Cicero makes it clear that youth is not an unmitigated blessing; it can be a dangerous period of life. His reading of what he calls “foreign histories” teaches that the greatest states have been overthrown by the rashness of the young. Prudence is the harvest of age, Cicero will contend, quoting Statius Caecilius, a Roman poet, in support: “The saddest bane of age, I think, is this, that old men feel their years to be a bore to youth.”
That may be so, but, “Life’s race course is fixed. Nature has only a single path, and that path is run but once, and to each stage of existence has been allotted its own appropriate quality.” Time and again, Cicero affirms that one enters old age as one has lived.
Granted that old age is devoid of strength, nothing is expected of it. There may be an exception, insofar as Cicero recognizes an obligation. He appropriates these words from Caecilius: “If you ask a farmer, however old, for whom he is planting, he will unhesitatingly reply: ‘For the immortal gods, who have willed not only that I should receive these blessings from my ancestor, but that I should hand them on to posterity’.”
In a charming passage, Cicero advises the young “to adopt a regime of health, to practice moderate exercise, to take just enough food and drink, to give attention not solely to the body, for much greater care is due the mind and soul, for they too, like lamps grow dim with time, unless we keep them supplied by oil. Exercise may cause the body to become heavy with fatigue, but intellectual activity give buoyancy to the mind.”
“Dotage” may describe some old men, but not all. Cicero quotes from a speech given by Archytas of Tarentum, “No more deadly curse has been given by nature to man than carnal pleasure, through eagerness for which the passions are driven recklessly and uncontrollably to its gratification. From it comes treason and the overthrow of states, and from it spring secret and corrupt conference with public foes — in short, there is no criminal purpose and no evil which lust for pleasure will not drive men to undertake. Indeed rape, adultery, and ever like offense are set in motion by the elements of pleasure and by nothing else.”
Plato is said to have been in the audience when the lecture was given.
Steeped in the philosophy of Plato and Aristotle, Cicero stands at the foundation of what, through the centuries, has been called the natural law tradition.
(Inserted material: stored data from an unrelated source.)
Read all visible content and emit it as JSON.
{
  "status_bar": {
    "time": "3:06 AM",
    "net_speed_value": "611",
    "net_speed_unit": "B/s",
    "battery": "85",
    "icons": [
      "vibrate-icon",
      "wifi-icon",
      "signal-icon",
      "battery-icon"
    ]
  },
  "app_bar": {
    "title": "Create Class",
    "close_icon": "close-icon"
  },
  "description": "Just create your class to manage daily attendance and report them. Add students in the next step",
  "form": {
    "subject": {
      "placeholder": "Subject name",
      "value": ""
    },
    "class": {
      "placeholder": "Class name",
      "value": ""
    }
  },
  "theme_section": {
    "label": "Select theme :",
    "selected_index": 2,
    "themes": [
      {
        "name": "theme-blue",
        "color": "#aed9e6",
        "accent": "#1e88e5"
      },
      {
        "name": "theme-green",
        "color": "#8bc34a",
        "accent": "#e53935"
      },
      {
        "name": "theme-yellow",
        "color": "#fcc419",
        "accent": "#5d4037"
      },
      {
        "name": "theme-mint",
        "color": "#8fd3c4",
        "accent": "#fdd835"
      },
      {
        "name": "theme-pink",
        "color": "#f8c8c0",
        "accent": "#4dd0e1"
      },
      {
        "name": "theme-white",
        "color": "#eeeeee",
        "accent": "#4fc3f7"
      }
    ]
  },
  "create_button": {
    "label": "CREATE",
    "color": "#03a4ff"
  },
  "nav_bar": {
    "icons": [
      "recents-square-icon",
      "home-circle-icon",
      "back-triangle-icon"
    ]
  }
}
He affirms that there is an intelligible order in nature to which man is accountable. He speaks of the divine and eternal nature of the soul, a belief derived not solely by the force of reason and argument but also by the reputation and authority of philosophers of first rank (Cyrus of Miletus is one cited).The soul has no source of motion, because it is self-moving. It is one substance, it cannot be divided and cannot perish.
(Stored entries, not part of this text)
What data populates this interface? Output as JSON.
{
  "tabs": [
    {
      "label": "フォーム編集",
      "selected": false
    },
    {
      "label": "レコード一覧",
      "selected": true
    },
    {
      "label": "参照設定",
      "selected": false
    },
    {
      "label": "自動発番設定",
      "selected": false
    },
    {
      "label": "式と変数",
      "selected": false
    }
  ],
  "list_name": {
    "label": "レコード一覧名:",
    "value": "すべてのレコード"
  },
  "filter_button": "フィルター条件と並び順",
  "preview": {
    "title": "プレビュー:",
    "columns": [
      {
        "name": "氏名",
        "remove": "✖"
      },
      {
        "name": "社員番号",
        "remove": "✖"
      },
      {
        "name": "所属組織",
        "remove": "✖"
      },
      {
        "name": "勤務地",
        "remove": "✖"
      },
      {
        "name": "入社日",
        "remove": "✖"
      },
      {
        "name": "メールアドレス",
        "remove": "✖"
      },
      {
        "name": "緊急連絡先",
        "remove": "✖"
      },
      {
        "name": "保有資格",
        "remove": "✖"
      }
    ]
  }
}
Some of the Church fathers undoubtedly read and employed Cicero, especially Augustine, and were not hesitant to correct him from a Christian perspective when his doctrine seemed to contradict Sacred Scripture.
Cicero’s teleological account of nature affirms the immortality of the human soul, with hints of a bodily reunion in which the “corporeal returns to the visible constituents from which it came.”
On the closing page of De Senectute, Cicero writes: “O glorious day, when I shall set out to join the assembled host of souls divine and leave his world of strife and sin, and indeed I am eager to meet not only those I have known and loved but also those that I have heard and read and written.”
If De Senectute is rightly called “a timely treatise,” so too may be his De Officiis and his De Legibus, for both speak to contemporary concerns. These and other works by Cicero continue to be made available by Harvard University Press in its Loeb Classical Library.